After spending the previous evening drinking Kingfishers and chatting with Rickshaw Run participants, another girl from the hostel, Ann, and I set off to see what the Blue City has to offer.
The first stop was the Mehrangarh Fort. The extortionate 600 rupee entrance fee charge put me off checking out what a friend said is supposed to be one of Rajasthan’s better forts. At this point, I realised I had enough of paying fees for an attraction I knew little about/care little for. I thoroughly enjoy cultural activities, but having scoured Jaipur’s many forts a week or so beforehand, it made little sense (and seemed very superficial) to pay entrance fees for a fort “just so I can tick it off the list.”
We took a wander around the fort, and we walked to the nearby Jaswant Thada.

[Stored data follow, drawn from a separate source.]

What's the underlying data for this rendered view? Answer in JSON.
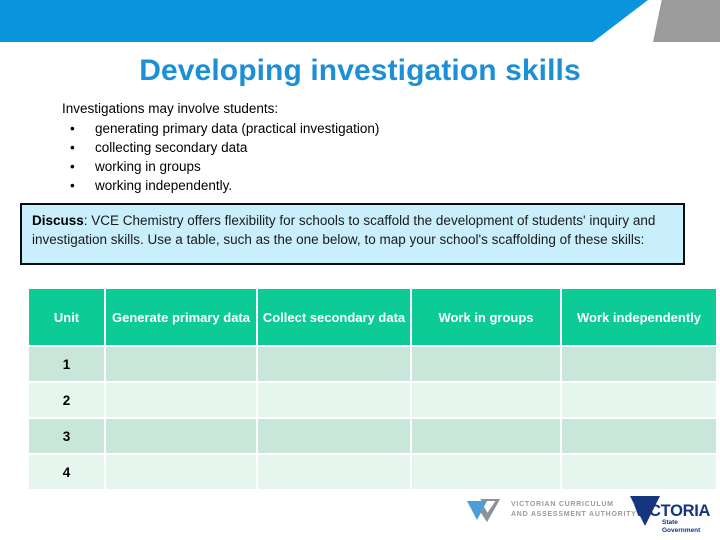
{
  "slide": {
    "title": "Developing investigation skills",
    "header": {
      "banner_blue": "#0b94de",
      "banner_gray": "#9b9b9b"
    },
    "intro": {
      "lead": "Investigations may involve students:",
      "bullet_glyph": "•",
      "bullets": [
        "generating primary data (practical investigation)",
        "collecting secondary data",
        "working in groups",
        "working independently."
      ]
    },
    "discuss": {
      "label": "Discuss",
      "body": ": VCE Chemistry offers flexibility for schools to scaffold the development of students' inquiry and investigation skills. Use a table, such as the one below, to map your school's scaffolding of these skills:",
      "background": "#c9eefc",
      "border_color": "#0d0d0d"
    },
    "table": {
      "header_color": "#0ccb96",
      "row_odd_color": "#c8e7da",
      "row_even_color": "#e7f5ef",
      "columns": [
        "Unit",
        "Generate primary data",
        "Collect secondary data",
        "Work in groups",
        "Work independently"
      ],
      "rows": [
        {
          "unit": "1",
          "generate_primary_data": "",
          "collect_secondary_data": "",
          "work_in_groups": "",
          "work_independently": ""
        },
        {
          "unit": "2",
          "generate_primary_data": "",
          "collect_secondary_data": "",
          "work_in_groups": "",
          "work_independently": ""
        },
        {
          "unit": "3",
          "generate_primary_data": "",
          "collect_secondary_data": "",
          "work_in_groups": "",
          "work_independently": ""
        },
        {
          "unit": "4",
          "generate_primary_data": "",
          "collect_secondary_data": "",
          "work_in_groups": "",
          "work_independently": ""
        }
      ]
    },
    "footer": {
      "vcaa": {
        "line1": "VICTORIAN CURRICULUM",
        "line2": "AND ASSESSMENT AUTHORITY",
        "text_color": "#9a9a9a"
      },
      "victoria": {
        "wordmark": "VICTORIA",
        "sub_line1": "State",
        "sub_line2": "Government",
        "color": "#15357e"
      }
    }
  }
}
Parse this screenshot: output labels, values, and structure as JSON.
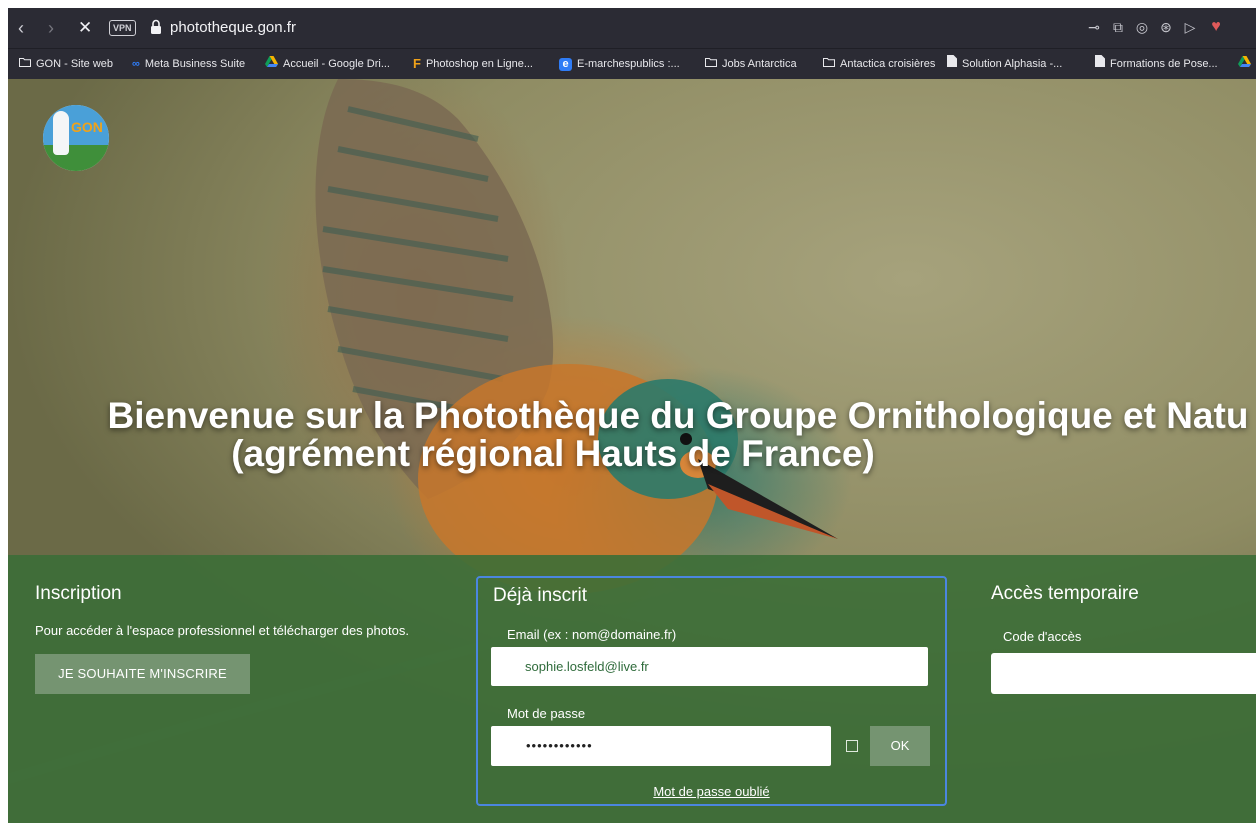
{
  "browser": {
    "url": "phototheque.gon.fr",
    "vpn_label": "VPN",
    "bookmarks": [
      {
        "label": "GON - Site web",
        "icon": "folder-icon"
      },
      {
        "label": "Meta Business Suite",
        "icon": "meta-icon"
      },
      {
        "label": "Accueil - Google Dri...",
        "icon": "drive-icon"
      },
      {
        "label": "Photoshop en Ligne...",
        "icon": "photoshop-icon"
      },
      {
        "label": "E-marchespublics :...",
        "icon": "e-icon"
      },
      {
        "label": "Jobs Antarctica",
        "icon": "folder-icon"
      },
      {
        "label": "Antactica croisières",
        "icon": "folder-icon"
      },
      {
        "label": "Solution Alphasia -...",
        "icon": "document-icon"
      },
      {
        "label": "Formations de Pose...",
        "icon": "document-icon"
      }
    ]
  },
  "page": {
    "logo_text": "GON",
    "title_line1": "Bienvenue sur la Photothèque du Groupe Ornithologique et Natu",
    "title_line2": "(agrément régional Hauts de France)"
  },
  "inscription": {
    "title": "Inscription",
    "description": "Pour accéder à l'espace professionnel et télécharger des photos.",
    "button": "JE SOUHAITE M'INSCRIRE"
  },
  "login": {
    "title": "Déjà inscrit",
    "email_label": "Email (ex : nom@domaine.fr)",
    "email_value": "sophie.losfeld@live.fr",
    "password_label": "Mot de passe",
    "password_value": "••••••••••••",
    "ok_button": "OK",
    "forgot_link": "Mot de passe oublié"
  },
  "temporary": {
    "title": "Accès temporaire",
    "code_label": "Code d'accès"
  },
  "colors": {
    "panel": "#3c6e37",
    "focus_border": "#4b86e0",
    "chrome": "#2b2b34",
    "heart": "#e05a5a"
  }
}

The majestic marble building was surrounded by a lake and a small wildlife sanctuary. The gardens were quite spectacular, which seemed to be the setting of choice for many group photoshoots.
Once we finally managed to hail a tuktuk (hard to come-by in the area), Ann and I took a break from all the sight-seeing in the Sardar Market, where the infamous Clock Tower is; I sipped on a saffron lassi at a highly-recommended spot, bought a pair of cheap anklets and a couple of brown henna pens.
As it was nearing lunchtime, we made our way to nearby Priya Restaurant, a local favourite. We shared a thali between the two of us – very good value at 160 R/ thali. To my surprise, this down-to-earth joint quite possibly served me one of the best thalis I have had in India. The selection of curries provided, and the other accompaniments present tasted so good.
Umaid Bhawan Palace was our last destination of the day. The grandeur and ostentatiousness of the home was evident, yet the museum housed inside gave a humble outlook on the maharaja’s lifestyle. The family’s vintage car collection was far from humble, however. There were also plenty of paintings and photos capturing the polo-playing clan (Jodhpur City… as in the jodhpurs used in horse-riding).
Admittedly, Jodphur remains to be my least favourite city in India so far. I found it a little less interesting than others. Apart from Jaswant Thada, I was not in awe of much of the city’s offerings, leading me to make a swift exit to Jaisalmer that evening.
Rickshaw to the fort from Zostel (between 2): 52 R
Jaswant Thada entrance and camera fee: 55 R
Rickshaw to the clock tower (between 2): 50 R
Lassi: 40 R
Henna pen: 10 R
Anklets: 40 R
Thali (between 2) at Priya restaurant: 160 R
Rickshaw to the Umaid Bhawan (between 2): 70 R
Umaid Bhawan entrance fee: 100 R
Rickshaw back to the Zostel (between 2): 20 R
I always think it is super useful to find out costs in places when backpacking/travelling on a budget – hope this has helped anyone travelling to Jodhpur!
This post was created in partnership with Zostel. I’d like to thank Zostel Jodhpur for their hospitality and kindness during my stay in the city. All pictures and opinions are my own, as always.